2. Responsive : This requires no API changes at all, and does allow executable pages to be written to. However, the virus scanner is notified via the operating system kernel whenever an executable page has been modified, and it then sets about scanning the page. If malign code is discovered, the scanner indicates this to the kernel which sets the non-executable page flag (and optionally wipes the contents of the page). For better responsiveness, the scan can proceed asynchronously if there is no risk of the suspect code being executed; the operating system kernel kernel can suspend any thread if it attempts to execute the code in this page before the virus scan has been successfully completed.

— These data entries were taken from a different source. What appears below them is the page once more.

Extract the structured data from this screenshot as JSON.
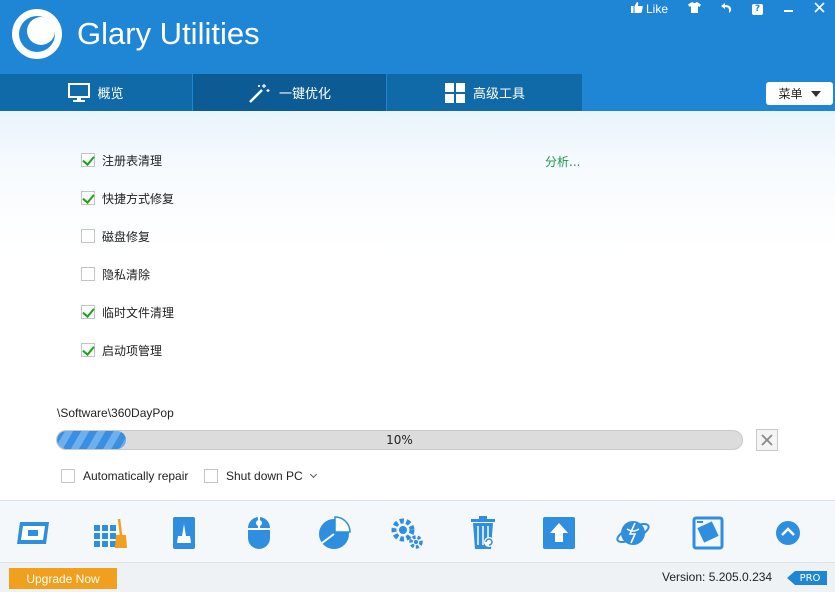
{
  "header": {
    "app_title": "Glary Utilities",
    "like_label": "Like",
    "logo_icon": "glary-logo-icon"
  },
  "window_controls": [
    {
      "name": "like-button",
      "icon": "thumbs-up-icon",
      "label": "Like"
    },
    {
      "name": "skin-button",
      "icon": "tshirt-icon"
    },
    {
      "name": "back-button",
      "icon": "undo-arrow-icon"
    },
    {
      "name": "help-button",
      "icon": "help-icon",
      "label": "?"
    },
    {
      "name": "minimize-button",
      "icon": "minimize-icon"
    },
    {
      "name": "close-button",
      "icon": "close-icon"
    }
  ],
  "tabs": [
    {
      "label": "概览",
      "icon": "monitor-icon",
      "active": false
    },
    {
      "label": "一键优化",
      "icon": "magic-wand-icon",
      "active": true
    },
    {
      "label": "高级工具",
      "icon": "grid-icon",
      "active": false
    }
  ],
  "menu_button": {
    "label": "菜单"
  },
  "options": [
    {
      "label": "注册表清理",
      "checked": true
    },
    {
      "label": "快捷方式修复",
      "checked": true
    },
    {
      "label": "磁盘修复",
      "checked": false
    },
    {
      "label": "隐私清除",
      "checked": false
    },
    {
      "label": "临时文件清理",
      "checked": true
    },
    {
      "label": "启动项管理",
      "checked": true
    }
  ],
  "analyze_link": "分析...",
  "scan": {
    "current_path": "\\Software\\360DayPop",
    "progress_percent": 10,
    "progress_text": "10%"
  },
  "bottom_options": {
    "auto_repair": {
      "label": "Automatically repair",
      "checked": false
    },
    "shutdown": {
      "label": "Shut down PC",
      "checked": false
    }
  },
  "toolbar_icons": [
    "disk-cleaner-icon",
    "registry-cleaner-icon",
    "disk-repair-icon",
    "mouse-icon",
    "pie-chart-icon",
    "gears-icon",
    "recycle-bin-icon",
    "upload-arrow-icon",
    "planet-icon",
    "file-tools-icon",
    "chevron-up-icon"
  ],
  "status": {
    "upgrade_label": "Upgrade Now",
    "version_text": "Version: 5.205.0.234",
    "pro_badge": "PRO"
  },
  "colors": {
    "header_blue": "#1f86d6",
    "tab_dark": "#0c5b95",
    "check_green": "#1aa21a",
    "link_green": "#1c9a4a",
    "upgrade_orange": "#f0a01c"
  }
}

The responsive mode may be implemented by setting up special exception handlers within the memory manager which can trigger an interrupt when any attempt is made to modify the contents of an executable page; the mechanism suggested will be familiar to those skilled in the art as it is analogous to that of a page fault. However, other methods of notification are possible and it is not intended that the present invention be limited by the mechanism suggested.
The implementations described above are provided for illustrative purposes only and it is not intended that the present invention be limited only to the particular implementations. The present invention can be implemented in many ways and on many different operating systems and on many different computing devices without departing from the scope of the invention disclosed herein.
It can be seen from the above description that several advantages accrue through the use of the present invention
• File scanning becomes almost redundant.
• All code that can be executed is scanned and can be certified as malware free; it does not need to be scanned again unless its memory page is written to.
• This removes the inefficiency and security risk posed by file-system virus scanner hooks.
• Only memory that is marked as executable needs to be scanned.
• The virus scanner does not need to be aware of any changes in the binary file format, or in any compression algorithms used on it.
• Self modifying viral code would automatically be subject to exactly the same re-scanning requirements.
• The memory scanning API does not pose the same security risk or overhead as a file system plugin. It is invoked relatively less often (executable code is loaded far less often than the disk is accessed) and it can be implemented very efficiently across memory boundaries, by virtue of the fact RAM pages can be made visible to many processes. The consequences of API misuse are just those of denial of service (deny code from being loaded) rather than unfettered file-system access. Only executable code needs to be revealed to this scanner, not every file ever loaded.
• As well as the gains in utility and reliability, the extra efficiency gains obtained through this invention save power; for battery operated devices this prolongs their use on one set of batteries or on a single charge, while the power savings for all computing devices translate directly to less wasted energy, less global warming and less pollution of the environment.
Although the present invention has been described with reference to particular embodiments, it will be appreciated that modifications may be effected whilst remaining within the scope of the present invention as defined by the appended claims.